Ukrainian officials reported more civilian casualties from Russian shelling in the country’s east and south on Saturday, as Spanish Prime Minister Pedro Sánchez began a visit to Kyiv as a show of continuing support from Madrid and the European Union for Ukraine’s fight to dislodge invading Russian forces.
In an address to Ukraine’s parliament that received several standing ovations, Sánchez said, “We’ll be with you as long as it takes.”
“I am here to express the firm determination of the European (Union) and Europe against the illegal and unjustified Russian aggression to Ukraine,” he said on the day that Spain took over the six-month rotating presidency of the 27-nation EU.
At a later news conference with President Volodymyr Zelenskyy, Sanchez announced Spain would deliver more heavy weaponry to Ukraine including four Leopard tanks and armored personnel carriers, as well as a portable field hospital. He also said Spain will provide an additional 55 million euros to help with reconstruction needs.

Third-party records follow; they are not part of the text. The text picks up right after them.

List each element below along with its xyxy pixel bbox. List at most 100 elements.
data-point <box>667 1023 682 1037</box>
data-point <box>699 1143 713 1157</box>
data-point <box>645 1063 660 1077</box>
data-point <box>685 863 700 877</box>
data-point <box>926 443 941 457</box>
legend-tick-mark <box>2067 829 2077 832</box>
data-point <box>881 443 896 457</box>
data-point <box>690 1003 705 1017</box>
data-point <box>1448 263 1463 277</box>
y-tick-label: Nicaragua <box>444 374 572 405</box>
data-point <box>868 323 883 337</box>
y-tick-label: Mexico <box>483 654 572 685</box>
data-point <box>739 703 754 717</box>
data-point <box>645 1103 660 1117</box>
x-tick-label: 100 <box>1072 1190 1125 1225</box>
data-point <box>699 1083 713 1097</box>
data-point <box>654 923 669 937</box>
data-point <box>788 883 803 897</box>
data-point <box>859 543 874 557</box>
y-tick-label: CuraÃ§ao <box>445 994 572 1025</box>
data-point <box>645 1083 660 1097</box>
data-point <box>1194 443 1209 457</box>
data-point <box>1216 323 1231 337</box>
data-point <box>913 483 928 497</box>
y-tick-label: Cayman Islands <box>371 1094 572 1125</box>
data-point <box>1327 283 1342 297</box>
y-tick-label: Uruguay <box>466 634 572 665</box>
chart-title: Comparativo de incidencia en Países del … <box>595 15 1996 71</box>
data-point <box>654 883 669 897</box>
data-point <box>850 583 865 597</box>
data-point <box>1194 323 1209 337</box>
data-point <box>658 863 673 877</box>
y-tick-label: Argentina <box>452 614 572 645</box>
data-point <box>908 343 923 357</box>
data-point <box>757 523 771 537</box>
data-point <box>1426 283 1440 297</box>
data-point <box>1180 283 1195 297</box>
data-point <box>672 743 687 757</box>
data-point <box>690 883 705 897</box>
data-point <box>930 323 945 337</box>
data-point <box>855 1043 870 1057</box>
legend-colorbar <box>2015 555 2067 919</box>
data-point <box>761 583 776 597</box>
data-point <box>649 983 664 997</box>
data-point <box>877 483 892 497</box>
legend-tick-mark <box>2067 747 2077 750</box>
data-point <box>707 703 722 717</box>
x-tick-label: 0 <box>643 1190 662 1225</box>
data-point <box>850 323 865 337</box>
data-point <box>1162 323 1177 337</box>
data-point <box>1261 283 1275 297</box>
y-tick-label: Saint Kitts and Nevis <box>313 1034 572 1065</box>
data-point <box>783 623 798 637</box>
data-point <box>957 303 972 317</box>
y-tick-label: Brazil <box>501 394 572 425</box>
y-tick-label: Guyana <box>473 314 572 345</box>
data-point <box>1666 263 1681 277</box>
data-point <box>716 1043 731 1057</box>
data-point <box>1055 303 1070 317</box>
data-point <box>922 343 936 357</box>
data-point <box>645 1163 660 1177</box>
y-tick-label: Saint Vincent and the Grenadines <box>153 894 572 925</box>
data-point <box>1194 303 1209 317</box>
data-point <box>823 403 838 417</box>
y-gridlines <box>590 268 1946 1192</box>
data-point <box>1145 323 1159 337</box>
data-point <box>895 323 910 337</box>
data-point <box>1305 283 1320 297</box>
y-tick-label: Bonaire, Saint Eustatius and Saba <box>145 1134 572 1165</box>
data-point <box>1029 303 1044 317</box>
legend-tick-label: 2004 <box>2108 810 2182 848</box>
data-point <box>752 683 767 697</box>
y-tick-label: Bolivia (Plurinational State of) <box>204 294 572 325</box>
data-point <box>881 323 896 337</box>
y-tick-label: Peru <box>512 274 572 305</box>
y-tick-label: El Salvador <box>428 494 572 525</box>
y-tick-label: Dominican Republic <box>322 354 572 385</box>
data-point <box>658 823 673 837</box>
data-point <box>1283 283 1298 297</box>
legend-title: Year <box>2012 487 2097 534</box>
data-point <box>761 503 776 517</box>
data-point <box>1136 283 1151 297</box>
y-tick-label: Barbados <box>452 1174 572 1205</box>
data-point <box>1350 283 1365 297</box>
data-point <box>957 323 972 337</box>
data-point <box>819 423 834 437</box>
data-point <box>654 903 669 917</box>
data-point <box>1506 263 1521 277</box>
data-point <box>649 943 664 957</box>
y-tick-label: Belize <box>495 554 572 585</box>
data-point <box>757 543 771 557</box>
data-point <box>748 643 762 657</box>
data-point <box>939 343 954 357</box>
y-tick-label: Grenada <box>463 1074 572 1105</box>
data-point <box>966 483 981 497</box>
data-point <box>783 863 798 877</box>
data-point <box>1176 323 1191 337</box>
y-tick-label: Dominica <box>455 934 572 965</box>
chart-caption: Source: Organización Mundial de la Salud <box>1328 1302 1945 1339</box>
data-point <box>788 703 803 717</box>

Elsewhere in Ukraine, regional officials reported that at least three civilians were killed and 17 wounded by Russian shelling on Friday and overnight in the front-line eastern Donetsk region, where fierce battles are raging, Donetsk Gov. Pavlo Kyrylenko said.
The Ukrainian General Staff reported that fierce clashes continued in three areas in Donetsk where it said Russia has massed troops and attempted to advance. It named the outskirts of three cities Bakhmut, Lyman and Marinka — as front-line hot spots.
Five people including a child were wounded on Friday and overnight in the Kherson region in the south, regional Gov. Oleksandr Prokudin said.
Prokudin said that Russian forces launched 82 artillery, drone, mortar shell and rocket attacks on the province, which is cut in two by a stretch of the 1,500-kilometer (930 mile) front line and still reeling from flooding unleashed by the collapse earlier this month of a major Dnipro river dam.
In the northeastern Kharkiv region, Russian shelling over the previous day wounded a 57-year-old civilian man, said Gov. Oleh Syniehubov. In the Sumy region farther west, a teenage boy was hurt in a strike from across the Russian border, the local military administration reported.